New Mexico’s Waste Isolation Pilot Plant (WIPP) may be the trashiest place on Earth. Buried deep in the Chihuahuan Desert, the plant contains nearly 2 million cubic feet of radioactive sludge and debris leftover from various nuclear weapons and defense projects. But don’t mistake the WIPP for a simple pit in the ground. Scientists at the U.S. Department of Energy spent nearly 20 years carefully planning the safest way to throw out the country’s nuclear trash before committing to the site.
Today, the plant resides inside a 250 million-year-old salt deposit that’s positioned half a mile underground. And there’s good reason for that. Scientists chose the location because of its ability to prevent radiation from contaminating groundwater and seeping out to the surface. Because salt deposits tend to slowly collapse on themselves over time, scientists are banking on the idea that the structure will naturally seal in the nuclear waste, safely entombing the site deep underground.
Under the WIPP’s current charter, the site will continue to receive radioactive garbage from the country’s nuclear weapons and energy programs until about 2070—at which point it will be sealed up and never opened again. At least, that’s the plan. The WIPP still has one major problem, though. Radioactive waste remains dangerous to humans for at least 10,000 years. So, how do we tell people living in the far distant future to stay out of our trash? The government’s solution: some good, old-fashioned warning signs.
Global Warning
Of course, coming up with such a simple plan wasn’t all that easy. To keep future generations safe, the U.S. government had to do some seriously long-term thinking. In the 1990s, when the WIPP was still being completed, federal officials convened a panel of scientists, anthropologists, and linguists to brainstorm. And just to ensure they had enough diverse minds involved, they also invited a team of science-fiction writers to join the mix.

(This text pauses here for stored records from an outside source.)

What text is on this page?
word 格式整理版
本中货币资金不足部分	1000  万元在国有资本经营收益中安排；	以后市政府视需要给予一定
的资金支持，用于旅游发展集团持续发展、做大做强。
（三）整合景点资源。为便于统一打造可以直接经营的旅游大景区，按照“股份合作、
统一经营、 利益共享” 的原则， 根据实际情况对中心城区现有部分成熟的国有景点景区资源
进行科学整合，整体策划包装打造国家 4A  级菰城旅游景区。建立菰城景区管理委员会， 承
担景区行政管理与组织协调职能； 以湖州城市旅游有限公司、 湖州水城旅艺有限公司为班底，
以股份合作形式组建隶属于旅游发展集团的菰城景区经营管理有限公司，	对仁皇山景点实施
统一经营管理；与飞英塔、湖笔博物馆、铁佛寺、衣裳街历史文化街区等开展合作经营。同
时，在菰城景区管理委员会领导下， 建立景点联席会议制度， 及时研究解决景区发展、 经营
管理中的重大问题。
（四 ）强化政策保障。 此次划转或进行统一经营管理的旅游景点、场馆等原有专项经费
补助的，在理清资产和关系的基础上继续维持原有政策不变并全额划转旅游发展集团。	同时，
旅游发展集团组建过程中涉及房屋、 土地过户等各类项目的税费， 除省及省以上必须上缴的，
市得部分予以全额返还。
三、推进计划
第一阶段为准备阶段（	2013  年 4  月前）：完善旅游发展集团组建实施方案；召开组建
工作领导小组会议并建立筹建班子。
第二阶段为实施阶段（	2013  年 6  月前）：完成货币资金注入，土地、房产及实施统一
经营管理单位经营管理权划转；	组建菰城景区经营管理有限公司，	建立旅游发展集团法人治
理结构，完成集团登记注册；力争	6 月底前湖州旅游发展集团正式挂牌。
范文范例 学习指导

The group realized early on that big “Do Not Enter” signs wouldn’t suffice for the WIPP site. After all, they reasoned, there were plenty of curses and warnings carved into the ancient pyramids to ward off grave robbers, and clearly, legions of Egyptologists ignored the pictograms and raided the tombs anyway. What’s more, it’s doubtful that folks 10,000 years from now will even be able to read modern English. Think of it this way: Only a few of today’s scholars can understand the original Beowulf without a translation, and that text is only 1,000 years old.

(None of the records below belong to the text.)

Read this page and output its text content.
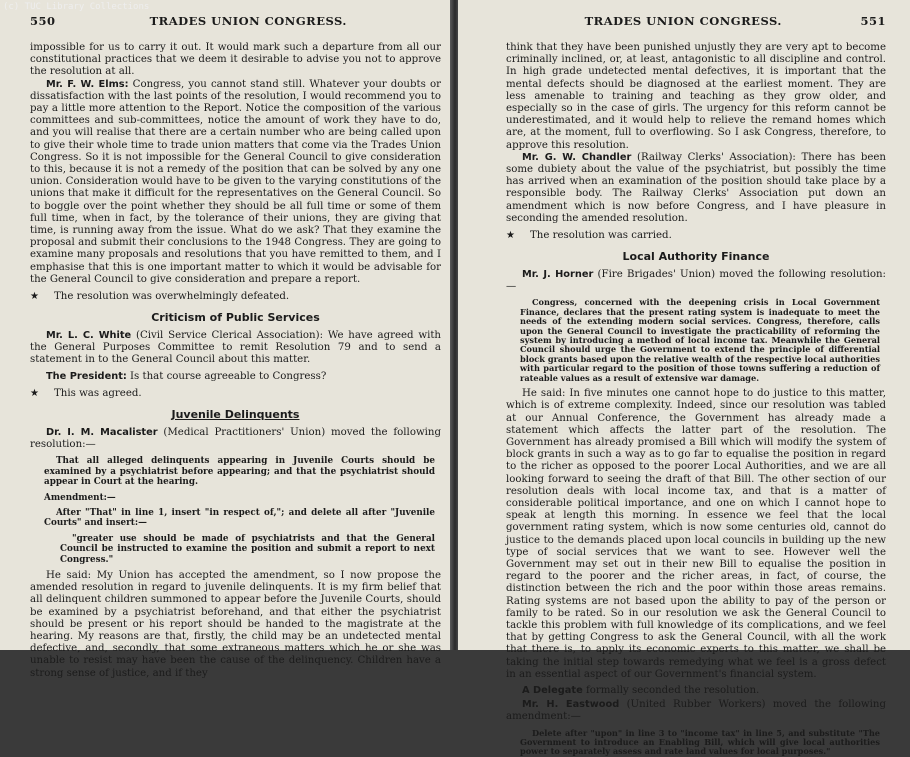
(c) TUC Library Collections
550	TRADES UNION CONGRESS.

impossible for us to carry it out. It would mark such a departure from all our constitutional practices that we deem it desirable to advise you not to approve the resolution at all.

Mr. F. W. Elms: Congress, you cannot stand still. Whatever your doubts or dissatisfaction with the last points of the resolution, I would recommend you to pay a little more attention to the Report. Notice the composition of the various committees and sub-committees, notice the amount of work they have to do, and you will realise that there are a certain number who are being called upon to give their whole time to trade union matters that come via the Trades Union Congress. So it is not impossible for the General Council to give consideration to this, because it is not a remedy of the position that can be solved by any one union. Consideration would have to be given to the varying constitutions of the unions that make it difficult for the representatives on the General Council. So to boggle over the point whether they should be all full time or some of them full time, when in fact, by the tolerance of their unions, they are giving that time, is running away from the issue. What do we ask? That they examine the proposal and submit their conclusions to the 1948 Congress. They are going to examine many proposals and resolutions that you have remitted to them, and I emphasise that this is one important matter to which it would be advisable for the General Council to give consideration and prepare a report.

★ The resolution was overwhelmingly defeated.
Criticism of Public Services

Mr. L. C. White (Civil Service Clerical Association): We have agreed with the General Purposes Committee to remit Resolution 79 and to send a statement in to the General Council about this matter.

The President: Is that course agreeable to Congress?

★ This was agreed.
Juvenile Delinquents

Dr. I. M. Macalister (Medical Practitioners' Union) moved the following resolution:—

That all alleged delinquents appearing in Juvenile Courts should be examined by a psychiatrist before appearing; and that the psychiatrist should appear in Court at the hearing.

Amendment:—

After "That" in line 1, insert "in respect of,"; and delete all after "Juvenile Courts" and insert:—

"greater use should be made of psychiatrists and that the General Council be instructed to examine the position and submit a report to next Congress."

He said: My Union has accepted the amendment, so I now propose the amended resolution in regard to juvenile delinquents. It is my firm belief that all delinquent children summoned to appear before the Juvenile Courts, should be examined by a psychiatrist beforehand, and that either the psychiatrist should be present or his report should be handed to the magistrate at the hearing. My reasons are that, firstly, the child may be an undetected mental defective, and, secondly, that some extraneous matters which he or she was unable to resist may have been the cause of the delinquency. Children have a strong sense of justice, and if they

TRADES UNION CONGRESS.	551

think that they have been punished unjustly they are very apt to become criminally inclined, or, at least, antagonistic to all discipline and control. In high grade undetected mental defectives, it is important that the mental defects should be diagnosed at the earliest moment. They are less amenable to training and teaching as they grow older, and especially so in the case of girls. The urgency for this reform cannot be underestimated, and it would help to relieve the remand homes which are, at the moment, full to overflowing. So I ask Congress, therefore, to approve this resolution.

Mr. G. W. Chandler (Railway Clerks' Association): There has been some dubiety about the value of the psychiatrist, but possibly the time has arrived when an examination of the position should take place by a responsible body. The Railway Clerks' Association put down an amendment which is now before Congress, and I have pleasure in seconding the amended resolution.

★ The resolution was carried.
Local Authority Finance

Mr. J. Horner (Fire Brigades' Union) moved the following resolution:—

Congress, concerned with the deepening crisis in Local Government Finance, declares that the present rating system is inadequate to meet the needs of the extending modern social services. Congress, therefore, calls upon the General Council to investigate the practicability of reforming the system by introducing a method of local income tax. Meanwhile the General Council should urge the Government to extend the principle of differential block grants based upon the relative wealth of the respective local authorities with particular regard to the position of those towns suffering a reduction of rateable values as a result of extensive war damage.

He said: In five minutes one cannot hope to do justice to this matter, which is of extreme complexity. Indeed, since our resolution was tabled at our Annual Conference, the Government has already made a statement which affects the latter part of the resolution. The Government has already promised a Bill which will modify the system of block grants in such a way as to go far to equalise the position in regard to the richer as opposed to the poorer Local Authorities, and we are all looking forward to seeing the draft of that Bill. The other section of our resolution deals with local income tax, and that is a matter of considerable political importance, and one on which I cannot hope to speak at length this morning. In essence we feel that the local government rating system, which is now some centuries old, cannot do justice to the demands placed upon local councils in building up the new type of social services that we want to see. However well the Government may set out in their new Bill to equalise the position in regard to the poorer and the richer areas, in fact, of course, the distinction between the rich and the poor within those areas remains. Rating systems are not based upon the ability to pay of the person or family to be rated. So in our resolution we ask the General Council to tackle this problem with full knowledge of its complications, and we feel that by getting Congress to ask the General Council, with all the work that there is, to apply its economic experts to this matter, we shall be taking the initial step towards remedying what we feel is a gross defect in an essential aspect of our Government's financial system.

A Delegate formally seconded the resolution.

Mr. H. Eastwood (United Rubber Workers) moved the following amendment:—

Delete after "upon" in line 3 to "income tax" in line 5, and substitute "The Government to introduce an Enabling Bill, which will give local authorities power to separately assess and rate land values for local purposes."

Creating an ominous warning sign that lasts forever and translates for generations across all cultures wasn’t going to be easy. But as Germany learned when it faced a similar problem in the 1980s (thanks to some leaky nuclear-storage incidents), academics aren’t shy about offering out-of-the-box suggestions. One expert proposed writing a message on an artificial moon and launching it into space. Because the moon would always be visible in the night sky, the warning would be impossible to forget. Yet another expert proposed creating an “atomic priesthood”—an elite class of people who would protect the area from one generation to the next by scaring the public with veiled threats of a supernatural curse. On the opposite end of the spectrum, one researcher suggested leaving the site entirely unmarked, reasoning that human curiosity is too powerful a force
to overcome.
But the strangest suggestion by far came from two German linguists. They argued that governments around the world should breed cats that turn colors when exposed to radiation. These so-called “ray cats” could then be immortalized in song and legend, so that even after the scientific knowledge of radiation had been lost to the sands of time, folklore would tell of their supernatural power to change their fur in the presence of extreme danger.

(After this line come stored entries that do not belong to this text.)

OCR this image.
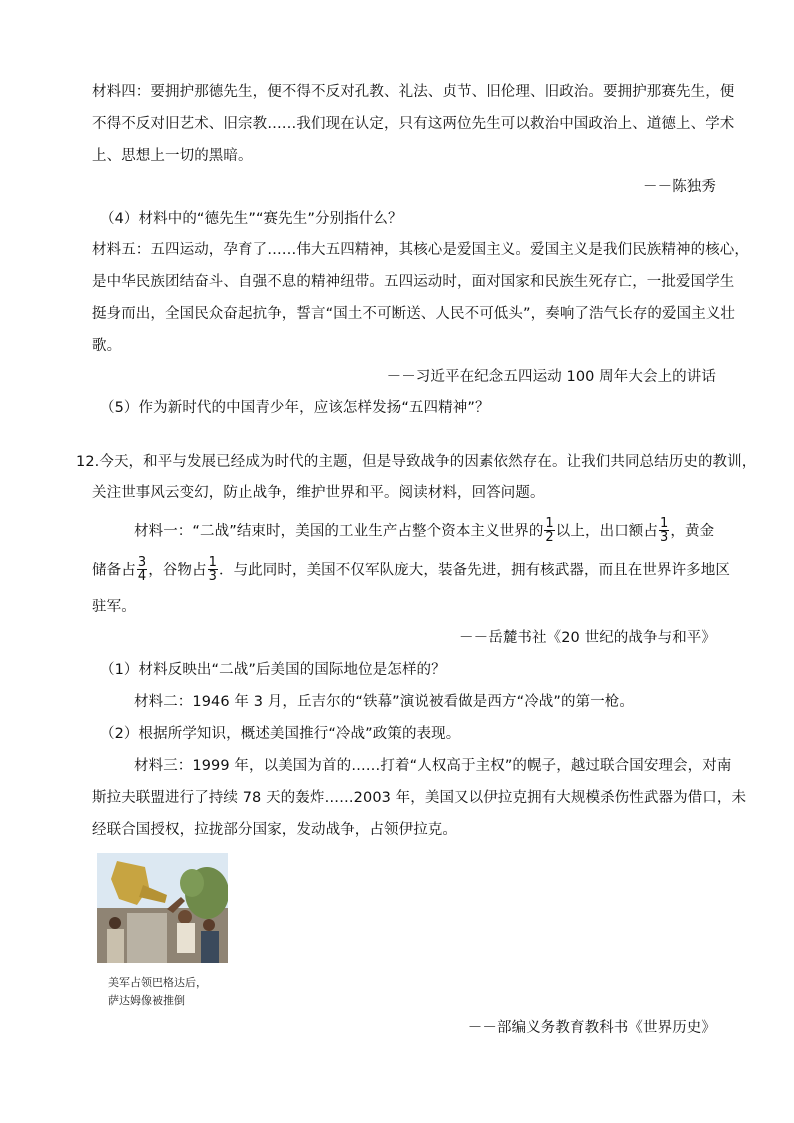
材料四：要拥护那德先生，便不得不反对孔教、礼法、贞节、旧伦理、旧政治。要拥护那赛先生，便
不得不反对旧艺术、旧宗教……我们现在认定，只有这两位先生可以救治中国政治上、道德上、学术
上、思想上一切的黑暗。
－－陈独秀
（4）材料中的“德先生”“赛先生”分别指什么？
材料五：五四运动，孕育了……伟大五四精神，其核心是爱国主义。爱国主义是我们民族精神的核心，
是中华民族团结奋斗、自强不息的精神纽带。五四运动时，面对国家和民族生死存亡，一批爱国学生
挺身而出，全国民众奋起抗争，誓言“国土不可断送、人民不可低头”，奏响了浩气长存的爱国主义壮
歌。
－－习近平在纪念五四运动 100 周年大会上的讲话
（5）作为新时代的中国青少年，应该怎样发扬“五四精神”？
12.今天，和平与发展已经成为时代的主题，但是导致战争的因素依然存在。让我们共同总结历史的教训，
关注世事风云变幻，防止战争，维护世界和平。阅读材料，回答问题。
材料一：“二战”结束时，美国的工业生产占整个资本主义世界的 $\frac{1}{2}$ 以上，出口额占 $\frac{1}{3}$ ，黄金
储备占 $\frac{3}{4}$ ，谷物占 $\frac{1}{3}$ ．与此同时，美国不仅军队庞大，装备先进，拥有核武器，而且在世界许多地区
驻军。
－－岳麓书社《20 世纪的战争与和平》
（1）材料反映出“二战”后美国的国际地位是怎样的？
材料二：1946 年 3 月，丘吉尔的“铁幕”演说被看做是西方“冷战”的第一枪。
（2）根据所学知识，概述美国推行“冷战”政策的表现。
材料三：1999 年，以美国为首的……打着“人权高于主权”的幌子，越过联合国安理会，对南
斯拉夫联盟进行了持续 78 天的轰炸……2003 年，美国又以伊拉克拥有大规模杀伤性武器为借口，未
经联合国授权，拉拢部分国家，发动战争，占领伊拉克。
美军占领巴格达后，
萨达姆像被推倒
－－部编义务教育教科书《世界历史》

For the time being, the U.S. government has settled on a much simpler idea. Surrounding the WIPP will be a forest of concrete obelisks, etched with messages in multiple languages, including English, Chinese, Spanish, Latin, Hebrew, and Navajo. The structures will also contain a series of pictograms that depict human faces in pain. Admittedly, it sounds a whole lot like the warnings on the Egyptian pyramids. But fortunately, the government still has time to come up with a different plan. The WIPP site won’t be sealed for at least another 60 years—and that’s plenty of time to breed a ray cat.